Koray Kayalı uzun süredir hastalığı nedeniyle tedavi görüyordu ve yaşadığı ameliyat sonrası bir daha uyanmamak üzere aramızdan ayrıldı. Vefat haberini duyduğumda yine dediğini yaptın değil mi? Koray ağbi dedim gözyaşlarım sel oldu aktı. Seni tanıdığım için çok mutluyum ama seni kaybettiğim için ise çok üzgünüm, ben seni çok sevdim, kişiliğini, mesleğe olan bağlılığını, hayata bakış açını, en önemlisi ise insanlığını, bu 3 senelik kısa sürede de senden çok şey öğrendim, inkar edemem çok konuda yardım ettin yardımcı oldun.

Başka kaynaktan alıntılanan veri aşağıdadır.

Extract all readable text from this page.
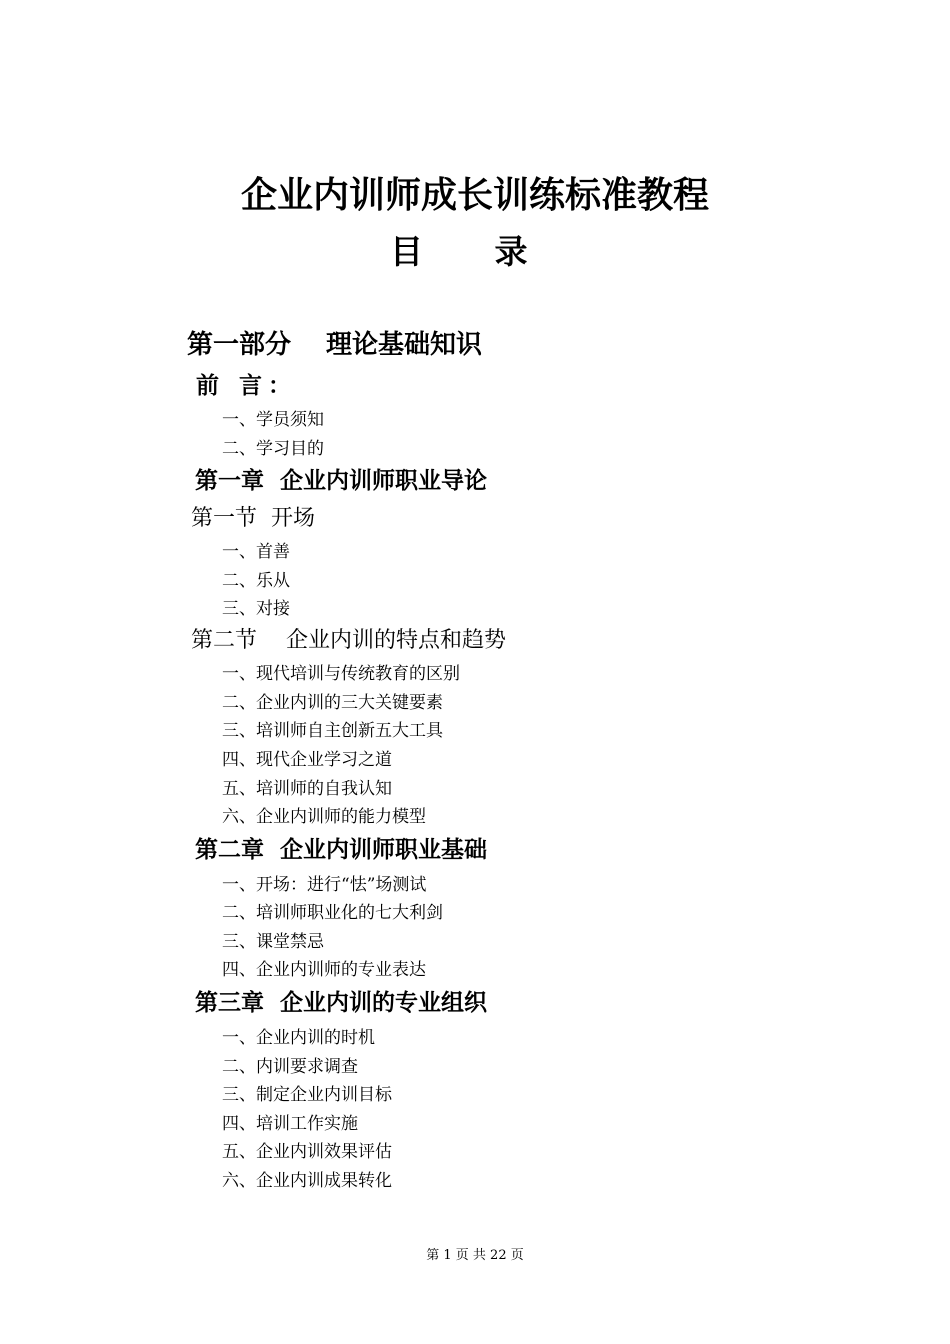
企业内训师成长训练标准教程
目 录
第一部分　 理论基础知识
前 言：
一、学员须知
二、学习目的
第一章  企业内训师职业导论
第一节  开场
一、首善
二、乐从
三、对接
第二节　 企业内训的特点和趋势
一、现代培训与传统教育的区别
二、企业内训的三大关键要素
三、培训师自主创新五大工具
四、现代企业学习之道
五、培训师的自我认知
六、企业内训师的能力模型
第二章  企业内训师职业基础
一、开场：进行“怯”场测试
二、培训师职业化的七大利剑
三、课堂禁忌
四、企业内训师的专业表达
第三章  企业内训的专业组织
一、企业内训的时机
二、内训要求调查
三、制定企业内训目标
四、培训工作实施
五、企业内训效果评估
六、企业内训成果转化
第 1 页 共 22 页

Bir tek şu Gazete katlamayı kaç defa gösterdin bir onun inceliklerini öğrenemedim. İnan bana hala da katlayamıyorum ama muhakkak öğreneceğim.
Koray Kayalı sürekli okurdu. Derin bir kültürü vardı. İyi okumuş, iyi yetişmiş, engin kültürlü ve en önemlisi çok büyük kalpli kişiydi. Kendini devamlı geliştirir, okur, dinler, düşünürlerin düşüncelerini biriktirir, gerekli halde güncel hayata uygular, bizlerle de paylaşırdı. İnsana çalışma şevki verip, her zaman doğru yolu gösterirdi. Ona güvenle içinizi açabilir ve en zor ve karmaşık durumlarda bile ondan feyz alıp önerilerini benimserdim. Samimi ve sevecen kişiliği, yeni bilgilere ve değişen koşullara açık oluşu ve ileri görüşü daima takdirle karşılanırdı.
Sevdiğimiz, çok saydığımız, çok önem verdiğimiz kişileri artık göremeyeceğimizi düşündükçe benliğimizde büyük bir boşluk oluşuyor. Sevdiğim, saygı duyduğum ve önem verdiğim çok değerli bir ağabeyi yitirmiş olmanın üzüntüsünü duyuyorum. Yaş olarak pek kısa, yaşanmışlık olarak uzun ve dolu geçen bir hayat oldu senin için. Seni asla unutmayacağız.
Acısı ile tatlısı ile bir yığın anı bıraktın. Allah rahmet etsin, yattığı yer cennet olsun. Nurlar içinde yat Koray ağbi.